Miller is known for his abstract paintings that embrace color and line, as well as his figurative paintings of human and animal subjects. He has had exhibitions in New York City and throughout the East Coast. He received his BFA from Rhode Island School of Design and MFA from Yale University. He has been awarded numerous fellowships, including a New York Foundation for the Arts Fellowship, a Guggenheim Fellowship, a National Endowment for the Arts Fellowship, and two Pollock-Krasner Foundation Grants.
After the death of his father, Murray A. Miller, who grew up Orthodox with Yiddish as his first language, Miller chose to undertake the custom of saying Kaddish, a prayer of mourning exalting the name of God, which is recited in the presence of a congregation daily for eleven months.
As an historic record and for personal reasons, he created a watercolor of each place he said Kaddish. The exhibition also features a stunning portrait of Miller’s father against a silver leaf background – an image of iconic and descriptive power that sets the tone for the show.
While saying Kaddish has formally ended for Mr.
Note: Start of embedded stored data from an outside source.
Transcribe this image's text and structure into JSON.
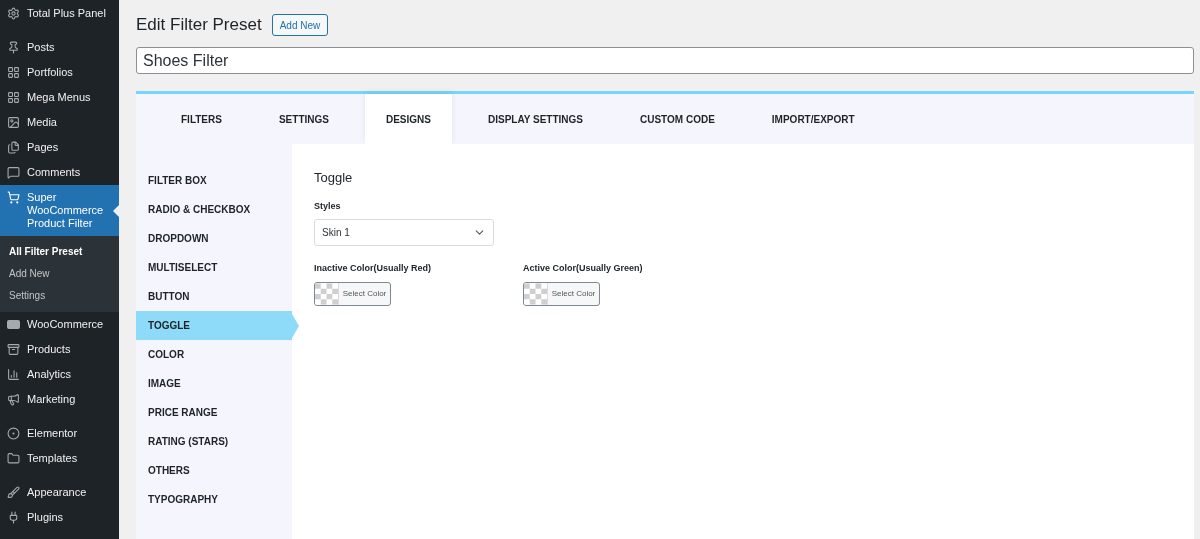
{
  "sidebar": {
    "groups": [
      [
        {
          "label": "Total Plus Panel",
          "selected": false
        }
      ],
      [
        {
          "label": "Posts",
          "selected": false
        },
        {
          "label": "Portfolios",
          "selected": false
        },
        {
          "label": "Mega Menus",
          "selected": false
        },
        {
          "label": "Media",
          "selected": false
        },
        {
          "label": "Pages",
          "selected": false
        },
        {
          "label": "Comments",
          "selected": false
        },
        {
          "label": "Super WooCommerce Product Filter",
          "selected": true,
          "submenu": [
            {
              "label": "All Filter Preset",
              "selected": true
            },
            {
              "label": "Add New",
              "selected": false
            },
            {
              "label": "Settings",
              "selected": false
            }
          ]
        }
      ],
      [
        {
          "label": "WooCommerce",
          "selected": false
        },
        {
          "label": "Products",
          "selected": false
        },
        {
          "label": "Analytics",
          "selected": false
        },
        {
          "label": "Marketing",
          "selected": false
        }
      ],
      [
        {
          "label": "Elementor",
          "selected": false
        },
        {
          "label": "Templates",
          "selected": false
        }
      ],
      [
        {
          "label": "Appearance",
          "selected": false
        },
        {
          "label": "Plugins",
          "selected": false
        }
      ]
    ]
  },
  "page": {
    "title": "Edit Filter Preset",
    "add_new": "Add New",
    "name_value": "Shoes Filter"
  },
  "tabs": [
    {
      "label": "FILTERS",
      "selected": false
    },
    {
      "label": "SETTINGS",
      "selected": false
    },
    {
      "label": "DESIGNS",
      "selected": true
    },
    {
      "label": "DISPLAY SETTINGS",
      "selected": false
    },
    {
      "label": "CUSTOM CODE",
      "selected": false
    },
    {
      "label": "IMPORT/EXPORT",
      "selected": false
    }
  ],
  "design_nav": [
    {
      "label": "FILTER BOX",
      "selected": false
    },
    {
      "label": "RADIO & CHECKBOX",
      "selected": false
    },
    {
      "label": "DROPDOWN",
      "selected": false
    },
    {
      "label": "MULTISELECT",
      "selected": false
    },
    {
      "label": "BUTTON",
      "selected": false
    },
    {
      "label": "TOGGLE",
      "selected": true
    },
    {
      "label": "COLOR",
      "selected": false
    },
    {
      "label": "IMAGE",
      "selected": false
    },
    {
      "label": "PRICE RANGE",
      "selected": false
    },
    {
      "label": "RATING (STARS)",
      "selected": false
    },
    {
      "label": "OTHERS",
      "selected": false
    },
    {
      "label": "TYPOGRAPHY",
      "selected": false
    }
  ],
  "panel": {
    "title": "Toggle",
    "styles_label": "Styles",
    "styles_value": "Skin 1",
    "colors": [
      {
        "label": "Inactive Color(Usually Red)",
        "button": "Select Color"
      },
      {
        "label": "Active Color(Usually Green)",
        "button": "Select Color"
      }
    ]
  }
}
Miller, bringing this project to fruition provides an opportunity for those within the Jewish community, and for those in other communities, of all ages, to witness and honor the tradition of the Mourner’s Kaddish, and to reflect on their own humanity and spiritual journeys.
Exhibition Sponsor: New York Foundation for the Arts
Testimony and Memory: Contemporary Miniature Torah Mantles by Carole Smollan, Feb. 26 – July 26, 2009
The beauty of the fabrics and the high degree of skill lavished on Torah mantles are a measure of the regard in which the Torah is held. The mantles “dress” and protect the sacred, handwritten scroll comprising the first five books of Moses. In “Testimony and Memory: Contemporary Miniature Torah Mantles,” London artist Carole Smollan reinterprets these ceremonial covers using remnants from huppot (wedding canopies) that she designed for couples from around the world.
This collection of 56 exquisitely detailed miniature mantles exhibit an extraordinary range of decorative variation. Smollan employs a variety of stitching techniques and other embellishments, such as applied lace, linking this body of work to her early career in lace and lingerie design. In addition to specializing in traditional processes, such as Japanese shibori, Smollan has developed her own technique of “bleeding” silk. These pattern-dyeing techniques, she believes, epitomize the way in which cloth retains the memory of any action that is performed on it.
Additional resonance is generated by the fact that all of the textile fragments and trimmings used to construct the mantles come from the artist’s treasured store of off-cuts and rejected portions of other textile projects.
A small, moving series of Torah mantles tells the story of Smollan’s own family exodus from Lithuania to South Africa; these objects are artificially aged and stained and incorporate fragments of family travel documents and ketubot (Jewish marriage contracts), photographs, and other memorabilia. Other imagery on the Torah mantles is more traditional – the Tree of Life, the menorah (seven-branched lamp), the Ark of the Covenant, and Hebrew prayers and words spoken at life-cycle ceremonies.
Born and raised in Port Elizabeth, South Africa, Smollan does not remember a time when textiles were not a part of her life. In the 1990s she emigrated from South Africa to London. She describes her large collection of miniature Torah mantles as a “collective memory,” a weaving together (to use a textile metaphor) of her life’s artistic work and personal history.
Smollan works out of studios in London and Portugal. Her work has been exhibited internationally for almost forty years.